Optimization problems involving chance constraints, i.e. constraints on decision variables that are required to hold with given probability, occur in numerous engineering contexts, but have in particular contributed to developments in robust control design over the past decade. This talk will provide a new perspective on randomized methods for solving chance-constrained programming problems based on samples of uncertain parameters, and presents a theoretical framework for sampled convex programming that encompasses analyses of constraint discarding approaches and sequential sampling approaches. We show that tight bounds on the confidence of the solution of a sampled problem meeting chance constraints apply if a randomized sample discarding strategy is employed. This suggests a solution methodology which is both computationally convenient, being based on the solutions of convex sampled optimization problems, and efficient, requiring the solution of smaller numbers of problems than existing constraint discarding and sequential methods. We illustrate the method with examples from stochastic model predictive control design.

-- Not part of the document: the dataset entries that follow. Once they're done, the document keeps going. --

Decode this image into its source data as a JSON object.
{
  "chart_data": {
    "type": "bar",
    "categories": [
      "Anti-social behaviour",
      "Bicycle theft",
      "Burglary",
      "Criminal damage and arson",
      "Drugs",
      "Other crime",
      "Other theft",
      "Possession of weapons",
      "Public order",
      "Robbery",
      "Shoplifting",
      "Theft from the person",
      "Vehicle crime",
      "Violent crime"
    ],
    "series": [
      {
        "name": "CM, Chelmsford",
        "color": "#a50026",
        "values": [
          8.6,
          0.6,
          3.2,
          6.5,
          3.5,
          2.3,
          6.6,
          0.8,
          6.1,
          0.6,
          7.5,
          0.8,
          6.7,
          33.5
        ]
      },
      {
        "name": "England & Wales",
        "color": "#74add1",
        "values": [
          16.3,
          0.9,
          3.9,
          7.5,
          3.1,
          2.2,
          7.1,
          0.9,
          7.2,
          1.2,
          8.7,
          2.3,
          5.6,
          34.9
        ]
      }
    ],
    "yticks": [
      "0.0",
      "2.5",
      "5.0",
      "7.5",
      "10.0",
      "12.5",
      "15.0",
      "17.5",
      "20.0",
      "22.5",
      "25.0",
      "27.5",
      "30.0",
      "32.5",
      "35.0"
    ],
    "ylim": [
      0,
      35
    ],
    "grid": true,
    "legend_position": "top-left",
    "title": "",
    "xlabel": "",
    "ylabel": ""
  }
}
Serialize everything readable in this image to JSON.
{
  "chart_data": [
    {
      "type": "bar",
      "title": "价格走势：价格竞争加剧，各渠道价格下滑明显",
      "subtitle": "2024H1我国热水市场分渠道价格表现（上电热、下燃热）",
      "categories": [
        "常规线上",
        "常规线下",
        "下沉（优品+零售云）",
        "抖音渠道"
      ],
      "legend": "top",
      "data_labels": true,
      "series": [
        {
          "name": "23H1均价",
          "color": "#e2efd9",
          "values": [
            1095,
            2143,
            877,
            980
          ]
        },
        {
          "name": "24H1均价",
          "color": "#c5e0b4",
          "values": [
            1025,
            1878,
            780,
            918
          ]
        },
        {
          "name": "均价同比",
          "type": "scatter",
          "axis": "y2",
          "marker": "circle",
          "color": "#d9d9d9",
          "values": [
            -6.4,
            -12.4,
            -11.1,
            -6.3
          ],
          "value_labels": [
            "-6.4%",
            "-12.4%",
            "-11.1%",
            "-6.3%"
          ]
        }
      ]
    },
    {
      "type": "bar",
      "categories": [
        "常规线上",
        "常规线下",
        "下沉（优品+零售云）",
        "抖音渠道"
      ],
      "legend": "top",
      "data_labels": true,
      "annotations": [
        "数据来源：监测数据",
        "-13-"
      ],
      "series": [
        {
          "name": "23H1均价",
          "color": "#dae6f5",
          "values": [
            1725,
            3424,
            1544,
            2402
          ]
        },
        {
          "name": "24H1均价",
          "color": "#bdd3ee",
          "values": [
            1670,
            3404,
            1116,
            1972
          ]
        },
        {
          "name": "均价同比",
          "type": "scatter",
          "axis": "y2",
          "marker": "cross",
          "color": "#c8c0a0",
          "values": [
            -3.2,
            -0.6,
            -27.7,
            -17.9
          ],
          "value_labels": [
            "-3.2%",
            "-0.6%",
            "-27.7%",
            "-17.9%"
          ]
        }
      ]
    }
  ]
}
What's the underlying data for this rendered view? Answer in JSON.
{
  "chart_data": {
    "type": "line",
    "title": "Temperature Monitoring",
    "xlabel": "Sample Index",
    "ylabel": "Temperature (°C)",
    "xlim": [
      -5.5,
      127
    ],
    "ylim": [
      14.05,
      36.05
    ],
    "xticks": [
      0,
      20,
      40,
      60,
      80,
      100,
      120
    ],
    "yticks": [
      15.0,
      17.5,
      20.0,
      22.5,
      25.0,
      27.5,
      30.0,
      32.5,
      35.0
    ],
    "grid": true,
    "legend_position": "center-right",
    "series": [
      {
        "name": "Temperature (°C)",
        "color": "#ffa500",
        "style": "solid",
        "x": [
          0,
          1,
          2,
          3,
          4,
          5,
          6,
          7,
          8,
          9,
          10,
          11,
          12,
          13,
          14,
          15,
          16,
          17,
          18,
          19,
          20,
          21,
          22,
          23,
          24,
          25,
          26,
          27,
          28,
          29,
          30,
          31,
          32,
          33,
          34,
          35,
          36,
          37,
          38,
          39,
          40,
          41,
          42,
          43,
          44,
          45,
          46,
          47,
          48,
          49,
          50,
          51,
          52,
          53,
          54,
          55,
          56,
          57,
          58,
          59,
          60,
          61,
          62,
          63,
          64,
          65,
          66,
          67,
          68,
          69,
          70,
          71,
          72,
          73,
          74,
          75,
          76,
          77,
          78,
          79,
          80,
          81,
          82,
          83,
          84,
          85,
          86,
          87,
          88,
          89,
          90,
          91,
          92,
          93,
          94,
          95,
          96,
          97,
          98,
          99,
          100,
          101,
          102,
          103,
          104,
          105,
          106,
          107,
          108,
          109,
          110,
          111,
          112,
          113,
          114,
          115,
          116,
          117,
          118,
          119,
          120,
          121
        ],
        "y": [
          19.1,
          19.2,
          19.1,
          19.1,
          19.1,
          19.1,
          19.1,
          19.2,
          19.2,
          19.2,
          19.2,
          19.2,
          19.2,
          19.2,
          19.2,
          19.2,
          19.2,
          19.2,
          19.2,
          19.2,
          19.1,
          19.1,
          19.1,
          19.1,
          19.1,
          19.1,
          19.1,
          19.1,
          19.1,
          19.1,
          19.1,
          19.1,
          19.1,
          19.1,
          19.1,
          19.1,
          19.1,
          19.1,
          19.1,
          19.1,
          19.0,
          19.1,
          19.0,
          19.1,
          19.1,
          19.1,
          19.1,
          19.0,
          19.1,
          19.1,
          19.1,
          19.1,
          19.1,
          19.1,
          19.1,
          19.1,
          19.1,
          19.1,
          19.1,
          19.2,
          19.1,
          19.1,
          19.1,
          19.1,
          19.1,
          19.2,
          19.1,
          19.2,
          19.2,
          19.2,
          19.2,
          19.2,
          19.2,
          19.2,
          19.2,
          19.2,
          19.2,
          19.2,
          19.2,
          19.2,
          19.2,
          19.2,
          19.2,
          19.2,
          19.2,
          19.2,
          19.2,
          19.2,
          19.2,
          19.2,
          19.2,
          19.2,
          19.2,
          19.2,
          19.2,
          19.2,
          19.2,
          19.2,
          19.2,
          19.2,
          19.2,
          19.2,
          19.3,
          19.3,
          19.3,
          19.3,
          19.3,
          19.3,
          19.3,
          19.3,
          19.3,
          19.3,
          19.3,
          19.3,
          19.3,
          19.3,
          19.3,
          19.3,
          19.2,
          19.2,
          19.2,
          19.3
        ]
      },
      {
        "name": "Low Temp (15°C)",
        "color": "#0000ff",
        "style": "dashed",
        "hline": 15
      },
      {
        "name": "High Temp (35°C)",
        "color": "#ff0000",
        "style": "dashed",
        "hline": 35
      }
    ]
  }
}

Bio. Mark Cannon obtained the degrees of MEng in Engineering Science in 1993 and D.Phil. in Control Engineering in 1998, both from Oxford University, and SM in Mechanical Engineering in 1995 from Massachusetts Institute of Technology. He is currently Associate Professor of Engineering Science, Oxford University, and an Official Fellow of St John's College. His research interests are in robust constrained control and stochastic model predictive control, specifically: issues relating to optimization and controller design, closed loop stability and constraint satisfaction, and applications to power management in electric vehicles.